LE MALI FACE À UN TOURNANT- Pour le Mali, l’enjeu dépasse la simple modernisation des moyens de paiement. Une adoption large de PI-SPI pourrait contribuer à réduire la dépendance au cash, faciliter les transactions entre différents établissements et favoriser l’intégration progressive d’une partie de l’économie informelle dans des circuits financiers numériques. Mais cela suppose de prendre en compte les réalités du terrain : qualité de la couverture réseau, coût de l’accès au numérique, niveau de familiarité avec les outils digitaux, confiance des utilisateurs et capacité des petits commerçants à adopter ces nouveaux moyens de paiement. L’inclusion financière ne sera donc pas automatique. Un service peut être gratuit sans être accessible à tous. Il peut être instantané sans être utilisé. Et il peut connecter des millions de personnes sans encore transformer leurs habitudes. C’est toute l’équation de PI-SPI.
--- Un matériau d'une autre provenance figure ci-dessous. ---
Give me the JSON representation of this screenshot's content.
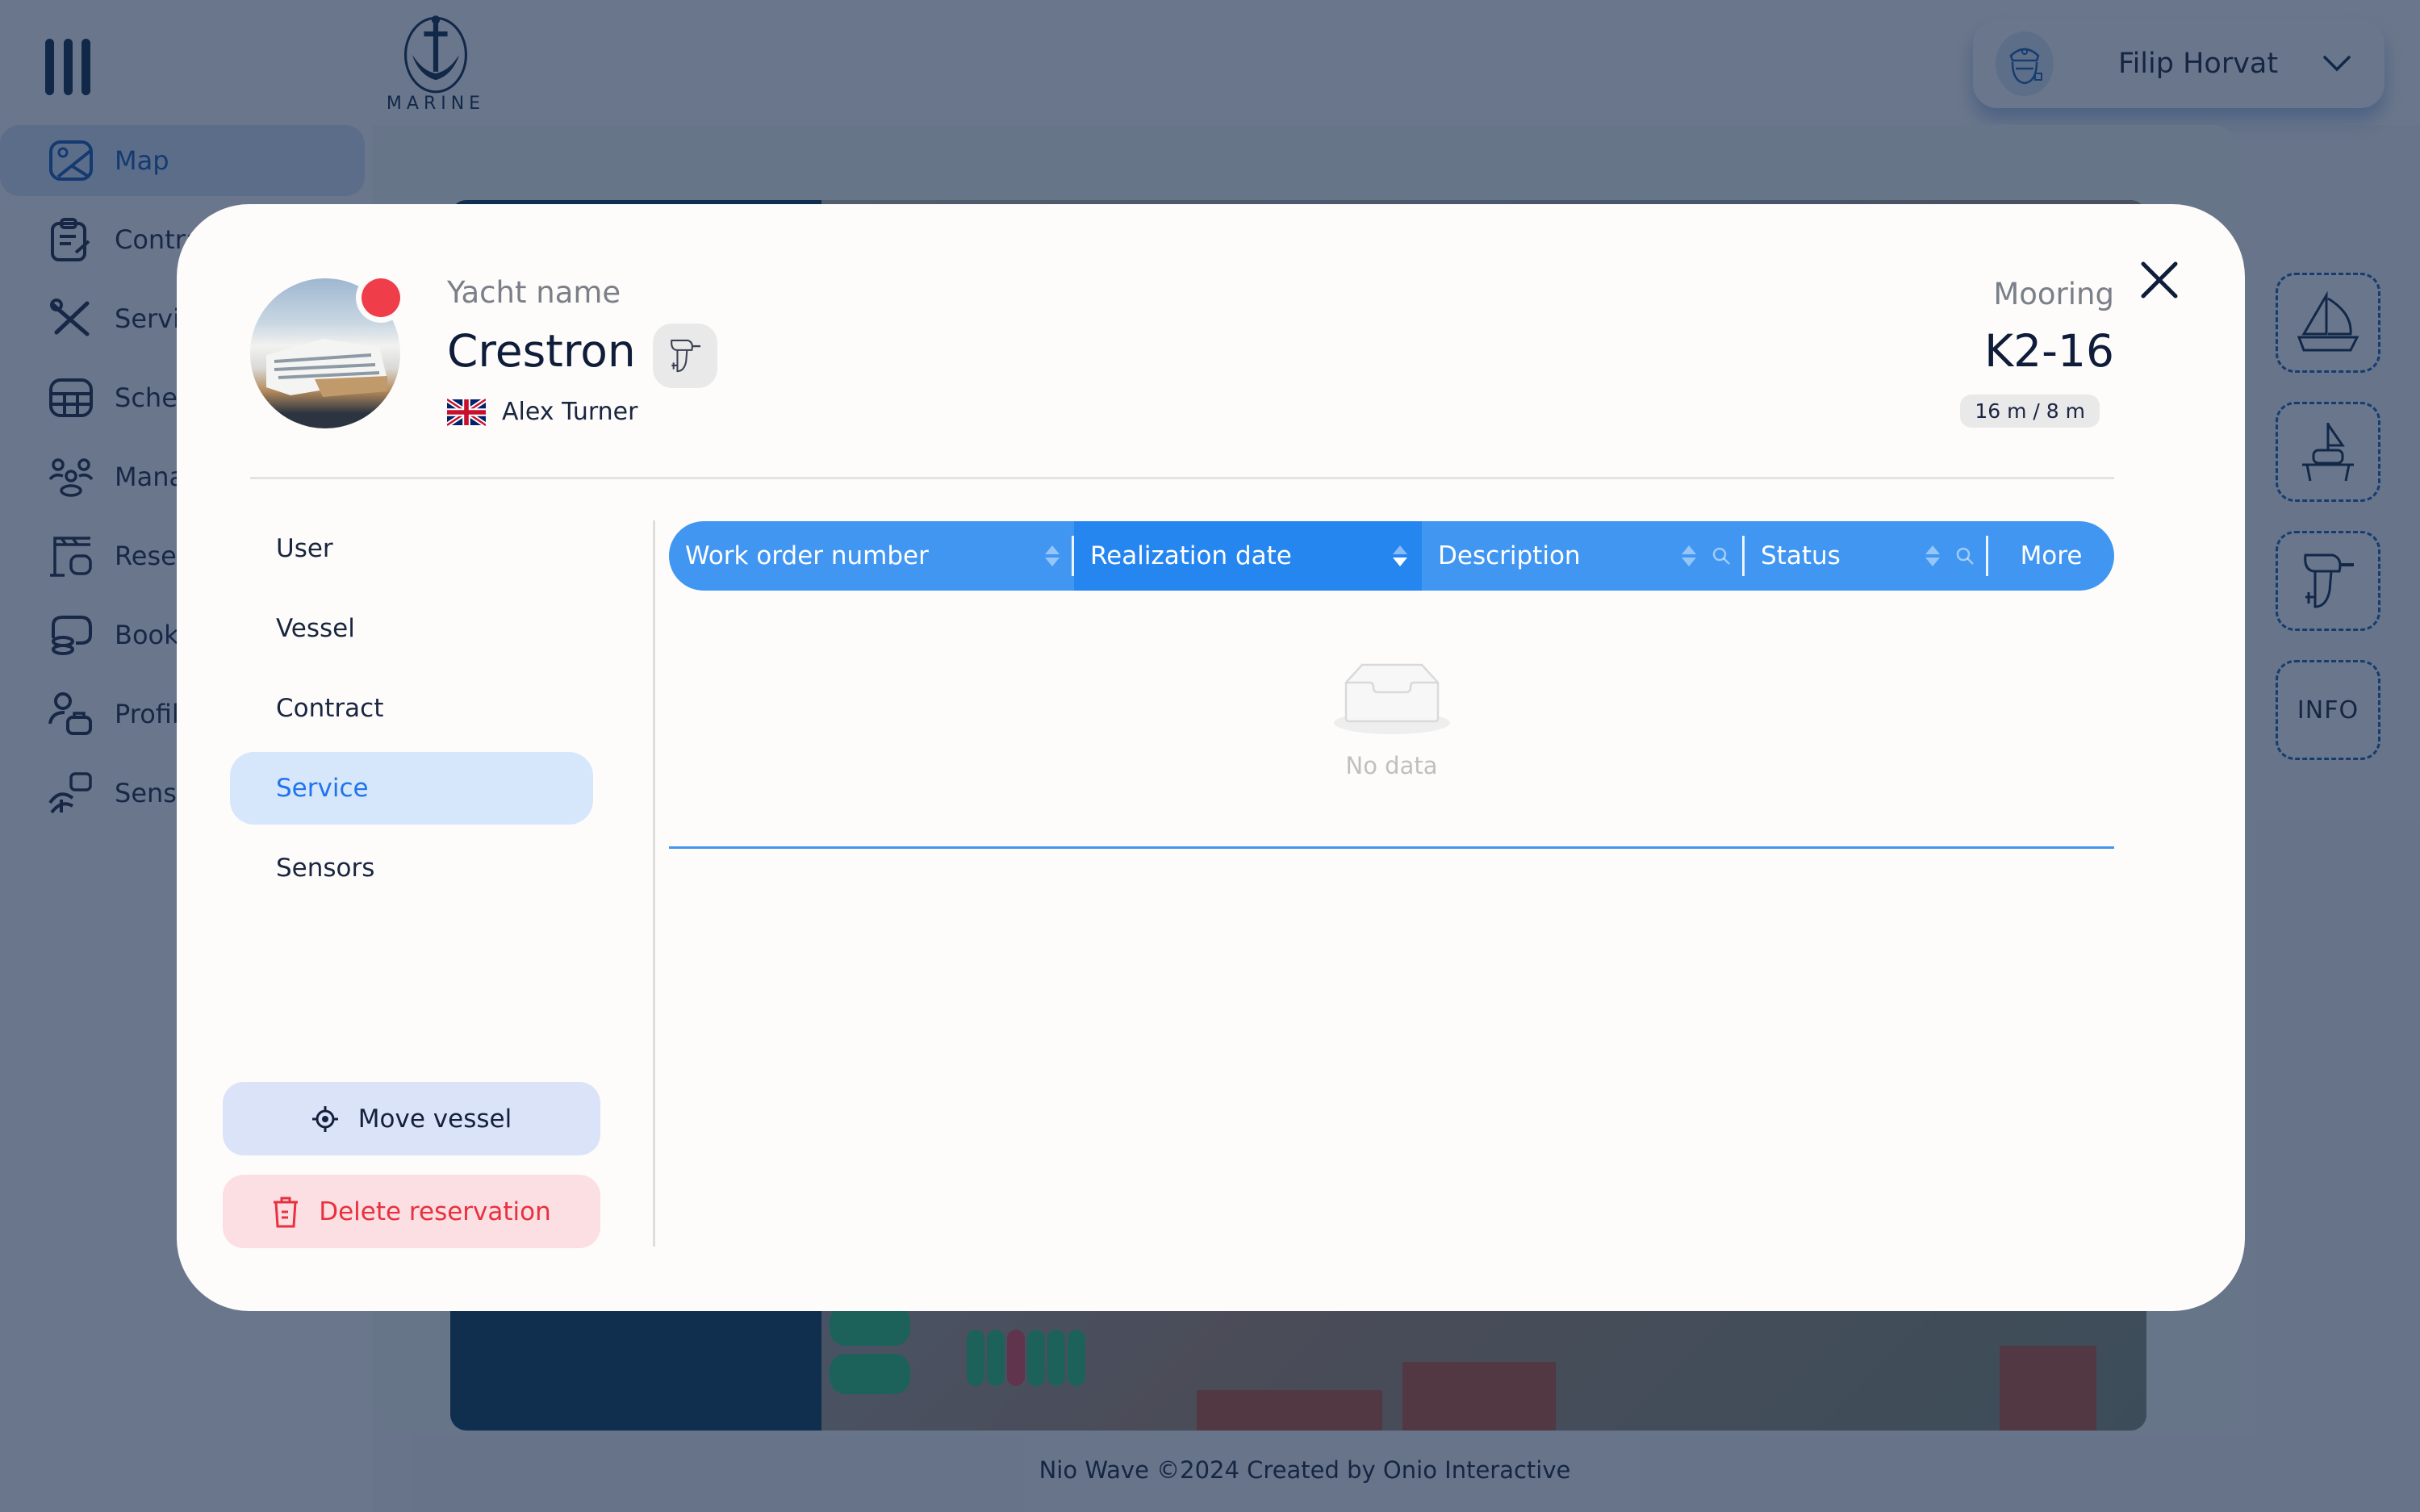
{
  "app": {
    "logo_text": "MARINE",
    "user": {
      "name": "Filip Horvat",
      "avatar_icon": "captain-icon"
    },
    "sidebar": {
      "items": [
        {
          "label": "Map",
          "icon": "map-icon",
          "active": true
        },
        {
          "label": "Contracts",
          "icon": "contract-icon",
          "active": false
        },
        {
          "label": "Services",
          "icon": "tools-icon",
          "active": false
        },
        {
          "label": "Schedule",
          "icon": "calendar-grid-icon",
          "active": false
        },
        {
          "label": "Management",
          "icon": "users-group-icon",
          "active": false
        },
        {
          "label": "Reservations",
          "icon": "crane-icon",
          "active": false
        },
        {
          "label": "Bookkeeping",
          "icon": "coins-icon",
          "active": false
        },
        {
          "label": "Profiles",
          "icon": "user-briefcase-icon",
          "active": false
        },
        {
          "label": "Sensors",
          "icon": "sensor-calendar-icon",
          "active": false
        }
      ]
    },
    "right_tools": [
      {
        "icon": "sailboat-icon"
      },
      {
        "icon": "catamaran-icon"
      },
      {
        "icon": "outboard-motor-icon"
      },
      {
        "label": "INFO"
      }
    ],
    "footer": "Nio Wave ©2024 Created by Onio Interactive"
  },
  "modal": {
    "yacht_label": "Yacht name",
    "yacht_name": "Crestron",
    "status_color": "#ef3e4a",
    "engine_icon": "outboard-motor-icon",
    "owner": {
      "name": "Alex Turner",
      "flag": "GB"
    },
    "mooring_label": "Mooring",
    "mooring_value": "K2-16",
    "dimensions": "16 m / 8 m",
    "nav": [
      {
        "label": "User",
        "active": false
      },
      {
        "label": "Vessel",
        "active": false
      },
      {
        "label": "Contract",
        "active": false
      },
      {
        "label": "Service",
        "active": true
      },
      {
        "label": "Sensors",
        "active": false
      }
    ],
    "actions": {
      "move": "Move vessel",
      "delete": "Delete reservation"
    },
    "table": {
      "columns": [
        {
          "label": "Work order number",
          "sortable": true,
          "searchable": false,
          "sort": "none"
        },
        {
          "label": "Realization date",
          "sortable": true,
          "searchable": false,
          "sort": "descending"
        },
        {
          "label": "Description",
          "sortable": true,
          "searchable": true,
          "sort": "none"
        },
        {
          "label": "Status",
          "sortable": true,
          "searchable": true,
          "sort": "none"
        },
        {
          "label": "More",
          "sortable": false,
          "searchable": false
        }
      ],
      "rows": [],
      "empty_text": "No data"
    },
    "colors": {
      "accent": "#4196f2",
      "active_nav_bg": "#d6e6fb",
      "delete_bg": "#fbdfe2",
      "delete_text": "#e8303e"
    }
  }
}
Après la bataille de la connexion, vient une seconde bataille celle de l’appropriation. PI-SPI a franchi une première étape : relier progressivement les réseaux financiers de l’Uemoa. La prochaine sera beaucoup plus difficile : convaincre les populations et les entreprises d’en faire un outil quotidien. Le véritable succès ne sera donc pas atteint lorsque les derniers établissements seront raccordés. Il le sera lorsque le commerçant du marché, le petit entrepreneur, le salarié, l’étudiant ou le particulier pourra envoyer ou recevoir de l’argent instantanément sans même se demander à quel réseau appartient leur interlocuteur.

30 millions de personnes connectées, c’est une promesse. Un million de transactions, c’est un début. Le véritable verdict viendra de l’usage. Au Mali comme dans l’ensemble de l’Uemoa, PI-SPI entre ainsi dans sa phase la plus décisive : celle où une innovation financière devra quitter les écrans des banques pour entrer dans les habitudes de millions des concitoyens.